If I remove the unnecessary block around the expression, rustc prints 7
as expected:

fn main() {
let x = 1 + {2} * {3}; // removed the unnecessary block here
println!("{}", x);
}

—
Reply to this email directly or view it on GitHub
#28379 (comment).

[nikomatsakis]

Nominating for discussion. Related to #28785

[nikomatsakis]

I just realized why that example I gave of {f} (22) is giving me the type error. It's the rule which says that a brace-expression, when used as a statement, must have type unit. Precisely to prevent this sort of confusion!

[nikomatsakis]

triage: P-medium

This is a backwards incompat issue, but feels like an edge case. Nonetheless we should definitely fix it!

[rprichard]

I discovered another quirk involving the LALR grammar -- it accepts this:

fn main() {
    struct S { f: i32 };
    let z = S { f: 0 };
    match 0 { _ => &z }.f   // <-- note the lack of semicolon
    match 0 { _ => &z }.f   // <-- note the lack of semicolon
    ()
}

A stmt can be a full_block_expr, which is a block_expr with optional named/integral field access operators suffixed (and with optional index or call operators suffixed to the field access operators). However, if there is a field access suffixed, then the full expression must have a semicolon to be a statement, but that restriction isn't implemented. The second match example is parsed as a function call, naturally.

rustc also accepts the code, but only if the semicolons are added after the two match lines. I think @nikomatsakis is saying that rustc should not accept them, due to the rule about blocks starting binops.

This quirk only applies to non-basic block expressions. parser-lalr does not parse the code if the lines are replaced with { &z }.f.

[rprichard]

A stmt can be a full_block_expr, which is a block_expr with optional named/integral field access operators suffixed (and with optional index or call operators suffixed to the field access operators).

This statement is not completely true, which reveals another LALR bug.
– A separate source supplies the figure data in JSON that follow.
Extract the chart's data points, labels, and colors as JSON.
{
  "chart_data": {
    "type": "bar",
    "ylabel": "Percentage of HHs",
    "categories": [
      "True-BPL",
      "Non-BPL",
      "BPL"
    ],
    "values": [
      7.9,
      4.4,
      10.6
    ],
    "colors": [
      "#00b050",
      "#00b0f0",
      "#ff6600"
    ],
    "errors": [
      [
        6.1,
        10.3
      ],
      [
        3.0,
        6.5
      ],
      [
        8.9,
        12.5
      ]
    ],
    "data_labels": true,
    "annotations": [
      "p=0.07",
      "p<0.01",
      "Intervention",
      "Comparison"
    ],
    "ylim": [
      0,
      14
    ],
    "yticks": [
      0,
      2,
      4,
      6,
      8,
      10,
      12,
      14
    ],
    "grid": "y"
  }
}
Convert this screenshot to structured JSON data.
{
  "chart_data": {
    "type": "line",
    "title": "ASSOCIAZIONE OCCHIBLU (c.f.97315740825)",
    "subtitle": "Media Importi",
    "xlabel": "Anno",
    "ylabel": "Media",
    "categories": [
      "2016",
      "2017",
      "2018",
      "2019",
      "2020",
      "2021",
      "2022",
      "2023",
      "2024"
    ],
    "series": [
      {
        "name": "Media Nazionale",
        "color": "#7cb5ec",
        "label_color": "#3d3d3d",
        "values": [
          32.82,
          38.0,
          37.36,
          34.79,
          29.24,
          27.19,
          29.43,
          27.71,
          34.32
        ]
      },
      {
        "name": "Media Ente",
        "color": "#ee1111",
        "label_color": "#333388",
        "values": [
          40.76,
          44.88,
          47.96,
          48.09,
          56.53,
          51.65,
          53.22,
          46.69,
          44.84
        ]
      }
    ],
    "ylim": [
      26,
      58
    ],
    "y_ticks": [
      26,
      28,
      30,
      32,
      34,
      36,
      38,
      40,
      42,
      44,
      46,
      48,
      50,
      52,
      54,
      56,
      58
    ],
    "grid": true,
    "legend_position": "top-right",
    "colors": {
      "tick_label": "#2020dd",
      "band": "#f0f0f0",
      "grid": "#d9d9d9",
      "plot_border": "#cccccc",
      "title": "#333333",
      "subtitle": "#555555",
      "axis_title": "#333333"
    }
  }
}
It should accept this:

fn main() {
    { ([0],) }.0[0];
    { ((|| {}),) }.0();
}

parser-lalr doesn't because full_block_expr only handles the index/call suffixes after a named field, not after a tuple index field.

Edit: I'm slightly off still. parser-lalr rejects this because it doesn't allow a field of a plain block. If I instead use match expressions, then parser-lalr accepts the code, but it parses it differently than rustc. i.e. It parses [0] and () statements instead of index and call expressions.